Trotzdem ist es sehr schade um dieses, die Mühlenstrasse prägendes Gebäude. Schließlich steht es auf einem Grundstück, dass der Strasse den Namen gab. Aus dem Wohnhaus heraus konnte man die ganze heutige Mühlenstrasse überblicken und jeden zur Mühle kommenden Bauern früh sehen. Die dazugehörige Windmühle stand Richtung Havel auf einer kleinen Anhöhe und wurde um 1925 abgerissen.
Schon in einem Plan von 1737 ist der Mühlenstandort verzeichnet und lag ausserhalb der Stadtbefestigung bzw. des Stadtgrabens und war über eine Brücke zu erreichen. Erst nach Verlegung der Stadtgrabens zur heutigen Lage, wurde nach 1870/71 die Mühlenstrasse beidseitig bebaut. Die ersten Grundstücke vom Kietz her grenzten noch an das Havelufer und hatten Ringe in den Ufermauern zur Befestigung der Fischerkähne.

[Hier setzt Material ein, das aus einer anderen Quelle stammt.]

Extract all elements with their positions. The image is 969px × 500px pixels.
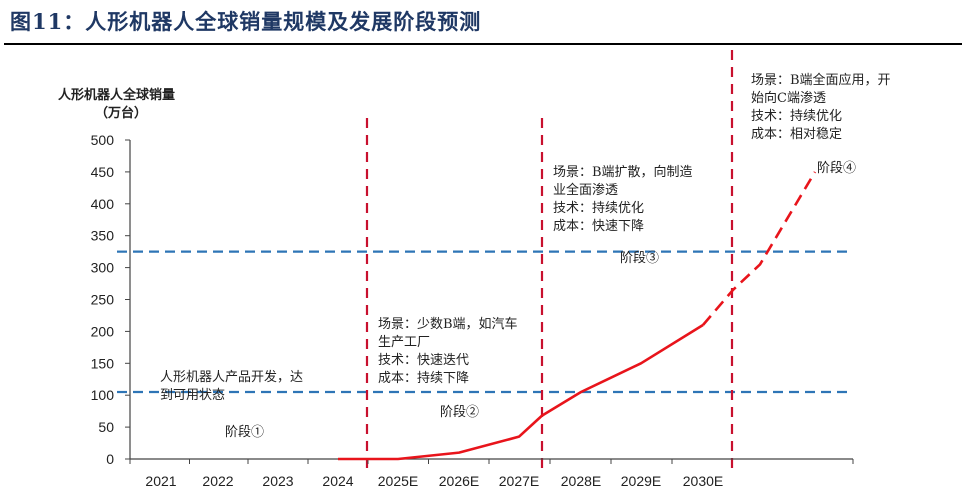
x-tick-label: 2030E — [683, 473, 723, 489]
stage-description: 始向C端渗透 — [751, 90, 826, 106]
sales-line-solid — [338, 323, 704, 461]
stage-label: 阶段① — [225, 425, 264, 440]
stage-description: 人形机器人产品开发，达 — [160, 369, 303, 385]
y-tick-label: 100 — [91, 387, 115, 403]
x-tick-label: 2028E — [561, 473, 601, 489]
stage-description: 技术：持续优化 — [553, 201, 644, 216]
stage-description: 场景：B端全面应用，开 — [751, 72, 891, 88]
x-tick-label: 2026E — [439, 473, 479, 489]
stage-label: 阶段② — [440, 405, 479, 420]
y-tick-label: 450 — [91, 164, 115, 180]
y-tick-label: 0 — [106, 451, 114, 467]
stage-description: 技术：快速迭代 — [378, 353, 469, 368]
x-tick-label: 2024 — [322, 473, 353, 489]
stage-description: 场景：B端扩散，向制造 — [553, 164, 693, 180]
stage-description: 生产工厂 — [378, 335, 430, 350]
stage-description: 成本：快速下降 — [553, 219, 644, 234]
x-tick-label: 2022 — [202, 473, 233, 489]
y-tick-label: 500 — [91, 132, 115, 148]
figure-title: 图11：人形机器人全球销量规模及发展阶段预测 — [10, 9, 482, 34]
sales-line-forecast-dashed — [702, 171, 817, 326]
y-tick-label: 150 — [91, 355, 115, 371]
stage-label: 阶段③ — [620, 251, 659, 266]
y-tick-label: 350 — [91, 228, 115, 244]
x-tick-label: 2021 — [145, 473, 176, 489]
x-tick-label: 2023 — [262, 473, 293, 489]
y-tick-label: 50 — [98, 419, 114, 435]
y-tick-label: 300 — [91, 260, 115, 276]
stage-label: 阶段④ — [817, 161, 856, 176]
stage-description: 成本：持续下降 — [378, 371, 469, 386]
y-tick-label: 200 — [91, 323, 115, 339]
y-tick-label: 400 — [91, 196, 115, 212]
stage-description: 成本：相对稳定 — [751, 126, 842, 142]
stage-description: 业全面渗透 — [553, 182, 618, 198]
stage-description: 技术：持续优化 — [751, 109, 842, 124]
stage-description: 到可用状态 — [160, 388, 225, 403]
x-tick-label: 2027E — [499, 473, 539, 489]
stage-description: 场景：少数B端，如汽车 — [378, 316, 518, 332]
y-axis-unit: （万台） — [95, 105, 147, 121]
x-tick-label: 2025E — [378, 473, 418, 489]
x-tick-label: 2029E — [621, 473, 661, 489]
title-rule — [4, 43, 962, 45]
y-tick-label: 250 — [91, 292, 115, 308]
y-axis-title: 人形机器人全球销量 — [58, 87, 175, 103]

Um 1880 wurde das Gelände der heutigen Festwiese, des Schulsportplatzes, der Badeanstalt sowie das ehemalige Sägewerksgelände aufgespühlt und nach einem Gerichtsbeschluss von 1897 der Mühlensteig (zwischen den Gärten und Festwiese, bzw. Sportplatz) angelegt.
Mit diesem, nun kurz bevorstehenden Abriss des Gebäudes hat Pritzerbe wieder ein Stück Geschichte verloren.
Als Anmerkung: Ich bin in diesem Haus geboren und habe dort meine ersten fünf Lebensjahre verbracht. J.P.